The unilluminating debate around Dylan’s songs and the Nobel for literature is put to rest.
Bob Dylan’s banquet speech was read out by the United States ambassador to Sweden Azita Raji, at the Nobel banquet on 10 December 2016. In his characteristic manner, Dylan has addressed the questions that have been raised by others about his winning the most coveted prize in literature. With gentle honesty, Dylan articulated his own views on being awarded the Nobel, raising new questions for all those critics, readers and listeners who have freely judged him since October 2016. Spencer Kornhaber in the Atlantic has quite aptly called Dylan’s speech “subversively humble.”
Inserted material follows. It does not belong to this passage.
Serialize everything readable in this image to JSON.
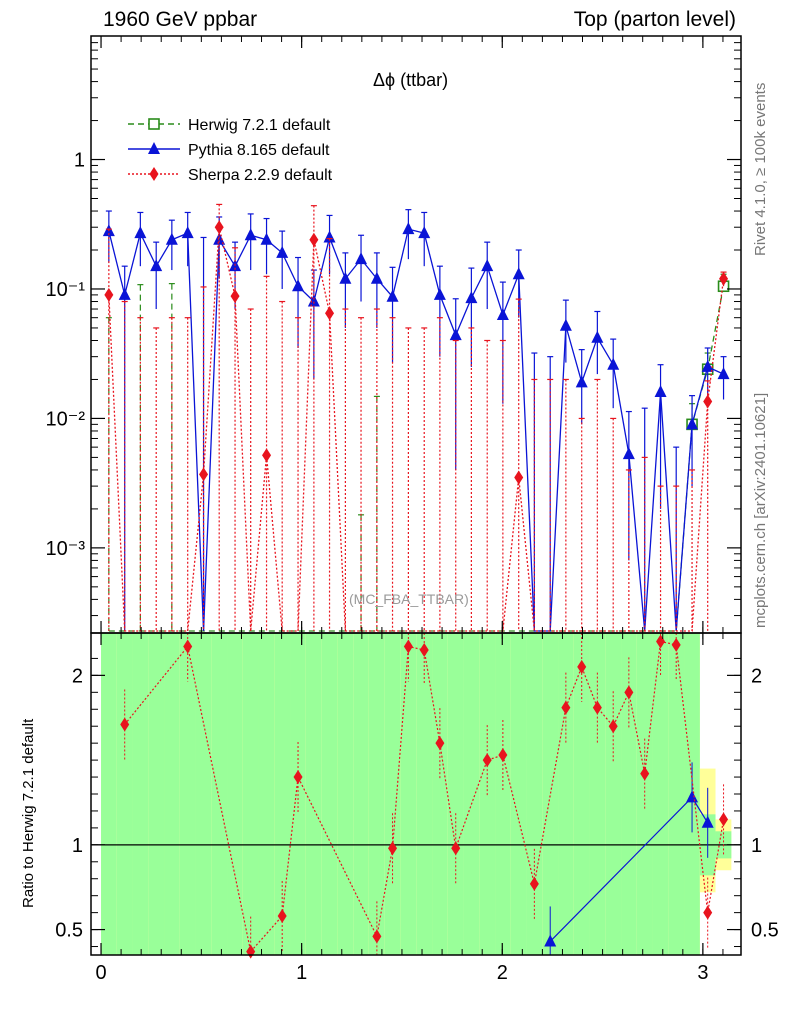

Since the time he was declared a Nobel laureate, Dylan’s work has been hotly debated by the literary class, by fans, by critics, and by self-proclaimed experts on what constitutes good or bad singing, good or mediocre lyrics, and how we should make a difference between songwriting and literature. This debate kept on, despite, and sometimes disregarding, the Nobel Prize citation that equated Dylan’s work in the Bardic tradition. Very few voices from the literary world, Salman Rushdie, Margaret Atwood, Joyce Carol Oates and Teju Cole apart, welcomed the announcement. Many names and many reasons were made against the rationale behind and judgment awarding Dylan the highest prize for literature. Even among songwriters, some argued that the late Leonard Cohen to Silvio Rodriguez were more worthy of the distinction. All this revealed a profound degree of shallowness regarding the experience of hearing Dylan. Dylan was the most famous white singer of his generation who took centre stage, singing about history’s most marginalised people. His songs captured the coldness of the American landscape and heart. If his love songs were despairing, his songs on racism were poignant and sharp. When a part of America was dreaming about and preparing for the future, Dylan was on Brechtian mode, singing of his dark times. Dylan saw the lack of justice around him and sang his quarrels and his despair. His voice was as jagged as his poetry, and sometimes you could hear him drag the words the way certain rough experiences of life and of the world enter our very mode of expression. You find this shake-and-drag movement in “It’s Alright Ma (I’m Only Bleeding)” where the singing is close to reading a text while walking through a hallucinatory road of dark clarities. In Dylan, it is impossible to dissociate the quirky inflections of the singer from the song. But these weren’t the talking points in thedebates around him.